8. İş yerine ait cihazları kişisel amaç için kullanmak ve paylaşmak. Yeni uzaktan ve hibrit çalışma çağı ile çoğumuz artık evden çalışmak için kurumsal cihazlarımızla evde daha fazla zaman harcıyoruz. Ne yazık ki bu durumda kurumsal cihazlar alışveriş, internetten bir şey indirme, oyun oynama veya içerik akışı gibi kişisel işler için daha sık kullanılıyor. Bu, cihaza kötü amaçlı yazılım bulaşırsa ve bilgisayar korsanları kurumsal ağlara ve uygulamalara erişim sağlarsa, işvereninizi ve potansiyel olarak işinizi riske atabilir.
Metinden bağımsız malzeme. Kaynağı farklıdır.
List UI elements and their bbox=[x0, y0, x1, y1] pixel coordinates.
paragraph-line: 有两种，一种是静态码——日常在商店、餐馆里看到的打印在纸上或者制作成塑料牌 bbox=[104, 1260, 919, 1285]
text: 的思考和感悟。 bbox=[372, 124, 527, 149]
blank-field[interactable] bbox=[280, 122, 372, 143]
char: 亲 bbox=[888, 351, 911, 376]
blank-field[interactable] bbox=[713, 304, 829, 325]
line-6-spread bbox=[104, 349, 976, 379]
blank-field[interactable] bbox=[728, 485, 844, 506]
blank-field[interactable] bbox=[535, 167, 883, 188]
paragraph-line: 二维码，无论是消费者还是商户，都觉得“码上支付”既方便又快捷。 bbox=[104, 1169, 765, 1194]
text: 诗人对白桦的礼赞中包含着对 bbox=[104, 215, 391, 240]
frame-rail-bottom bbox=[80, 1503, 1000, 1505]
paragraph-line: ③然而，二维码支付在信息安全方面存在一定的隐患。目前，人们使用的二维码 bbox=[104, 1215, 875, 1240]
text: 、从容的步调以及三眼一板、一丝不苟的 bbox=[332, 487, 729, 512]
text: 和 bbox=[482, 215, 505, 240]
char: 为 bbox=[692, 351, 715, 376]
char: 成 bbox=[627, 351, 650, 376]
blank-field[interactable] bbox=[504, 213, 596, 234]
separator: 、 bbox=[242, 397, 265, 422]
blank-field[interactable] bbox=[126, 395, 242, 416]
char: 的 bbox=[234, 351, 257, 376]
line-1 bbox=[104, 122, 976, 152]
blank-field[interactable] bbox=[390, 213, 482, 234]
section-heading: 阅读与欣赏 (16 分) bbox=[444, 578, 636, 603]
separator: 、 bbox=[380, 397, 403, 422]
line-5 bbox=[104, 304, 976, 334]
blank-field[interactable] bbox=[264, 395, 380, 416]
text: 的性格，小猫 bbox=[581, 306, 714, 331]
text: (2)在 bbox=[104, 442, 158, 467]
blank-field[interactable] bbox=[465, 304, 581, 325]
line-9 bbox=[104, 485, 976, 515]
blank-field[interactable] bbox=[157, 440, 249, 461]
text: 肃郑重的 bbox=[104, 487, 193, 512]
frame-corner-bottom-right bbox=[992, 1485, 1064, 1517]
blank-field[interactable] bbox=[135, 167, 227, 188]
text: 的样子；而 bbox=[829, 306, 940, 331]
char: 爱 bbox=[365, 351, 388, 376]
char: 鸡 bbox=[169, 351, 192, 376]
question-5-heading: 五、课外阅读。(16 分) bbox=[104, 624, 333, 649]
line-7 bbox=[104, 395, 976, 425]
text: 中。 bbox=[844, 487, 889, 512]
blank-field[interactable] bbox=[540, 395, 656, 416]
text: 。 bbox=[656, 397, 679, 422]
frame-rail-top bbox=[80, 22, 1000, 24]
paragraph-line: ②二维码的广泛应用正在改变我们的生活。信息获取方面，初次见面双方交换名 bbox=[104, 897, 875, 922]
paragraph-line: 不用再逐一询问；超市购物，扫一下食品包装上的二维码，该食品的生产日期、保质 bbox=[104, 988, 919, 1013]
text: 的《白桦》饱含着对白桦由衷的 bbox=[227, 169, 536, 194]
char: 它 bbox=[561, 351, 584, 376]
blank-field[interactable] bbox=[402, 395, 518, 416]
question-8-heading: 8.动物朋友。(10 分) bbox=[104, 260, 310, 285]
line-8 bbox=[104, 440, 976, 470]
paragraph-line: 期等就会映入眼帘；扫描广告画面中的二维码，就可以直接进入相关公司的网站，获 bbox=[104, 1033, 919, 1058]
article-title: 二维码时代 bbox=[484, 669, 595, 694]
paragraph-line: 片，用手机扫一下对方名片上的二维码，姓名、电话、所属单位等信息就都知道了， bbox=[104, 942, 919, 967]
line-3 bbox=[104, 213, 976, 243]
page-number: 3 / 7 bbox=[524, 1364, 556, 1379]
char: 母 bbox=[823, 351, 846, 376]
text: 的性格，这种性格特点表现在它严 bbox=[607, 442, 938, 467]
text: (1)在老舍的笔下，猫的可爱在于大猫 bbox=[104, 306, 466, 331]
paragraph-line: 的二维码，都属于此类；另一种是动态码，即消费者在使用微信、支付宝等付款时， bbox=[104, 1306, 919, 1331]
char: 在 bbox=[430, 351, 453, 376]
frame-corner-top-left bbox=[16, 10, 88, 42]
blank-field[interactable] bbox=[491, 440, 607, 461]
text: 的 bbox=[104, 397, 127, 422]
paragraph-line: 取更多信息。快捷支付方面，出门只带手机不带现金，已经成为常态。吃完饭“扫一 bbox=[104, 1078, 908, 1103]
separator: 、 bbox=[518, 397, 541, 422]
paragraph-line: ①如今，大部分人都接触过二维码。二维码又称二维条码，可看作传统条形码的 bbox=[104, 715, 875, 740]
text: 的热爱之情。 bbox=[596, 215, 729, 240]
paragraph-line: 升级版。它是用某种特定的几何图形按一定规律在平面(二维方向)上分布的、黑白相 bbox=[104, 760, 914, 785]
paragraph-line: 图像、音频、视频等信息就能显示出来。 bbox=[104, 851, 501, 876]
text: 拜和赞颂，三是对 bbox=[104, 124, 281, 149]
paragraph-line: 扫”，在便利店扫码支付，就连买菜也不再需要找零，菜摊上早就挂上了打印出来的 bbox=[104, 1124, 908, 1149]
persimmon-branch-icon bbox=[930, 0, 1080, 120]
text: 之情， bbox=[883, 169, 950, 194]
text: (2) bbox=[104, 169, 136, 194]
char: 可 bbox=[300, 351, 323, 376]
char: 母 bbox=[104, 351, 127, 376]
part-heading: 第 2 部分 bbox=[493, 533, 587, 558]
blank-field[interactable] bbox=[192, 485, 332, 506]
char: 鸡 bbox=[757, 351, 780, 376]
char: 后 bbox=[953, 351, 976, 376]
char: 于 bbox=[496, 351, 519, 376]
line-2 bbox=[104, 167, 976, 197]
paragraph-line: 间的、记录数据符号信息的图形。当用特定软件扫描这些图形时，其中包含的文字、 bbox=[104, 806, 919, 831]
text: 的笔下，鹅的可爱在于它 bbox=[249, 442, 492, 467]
Kurumsal cihazınızı sadece iş için kullanarak özel hayatınızla iş hayatınızı ayırmaya çalışın. Eğlenceli şeyler için kendi dizüstü bilgisayarınızı, akıllı telefonunuzu veya tabletinizi kullanın.
9. Rahat davranmak. Güvenlikle ilgili en büyük zorluklardan biri, kullanıcıların çok geç olana kadar her şeyin yolunda olduğunu düşünmesidir. İş yaptığımız şirketlere ve ürünlerini her gün kullandığımız teknoloji sağlayıcılara güveniyoruz. Ancak bu, yanlış bir güvenlik algısına neden olabilir.
Cihazlarınızın güvenlik ayarlarına bakmak için zaman ayırın ve temel riskler ve bunların nasıl yönetileceği hakkında daha iyi bilgi almak için bunun gibi makaleleri okuyun.
10. Tüm cihazlarda güvenlik yazılımı kullanmamak. Birçoğumuz saygın güvenlik yazılımlarının önemli olduğunun farkındayız. Ancak kaç tanesini tüm cihazlarımıza yükledik? Bu genellikle akıllı telefonları ve tabletleri, web sitelerinde, kimlik avı mesajlarında ve mobil uygulamalarda gizli olarak kötü amaçlı yazılımlara maruz bırakır.
Dijital yaşamlarımız bizim için giderek daha önemli hale geliyor. Dijital güvenliğe hak ettiği zamanı ve dikkati vererek cihazlarımızı korumalıyız. Güvendiğiniz bir satıcı bulun ve tüm bilgisayarların ve cihazların korunduğundan emin olun.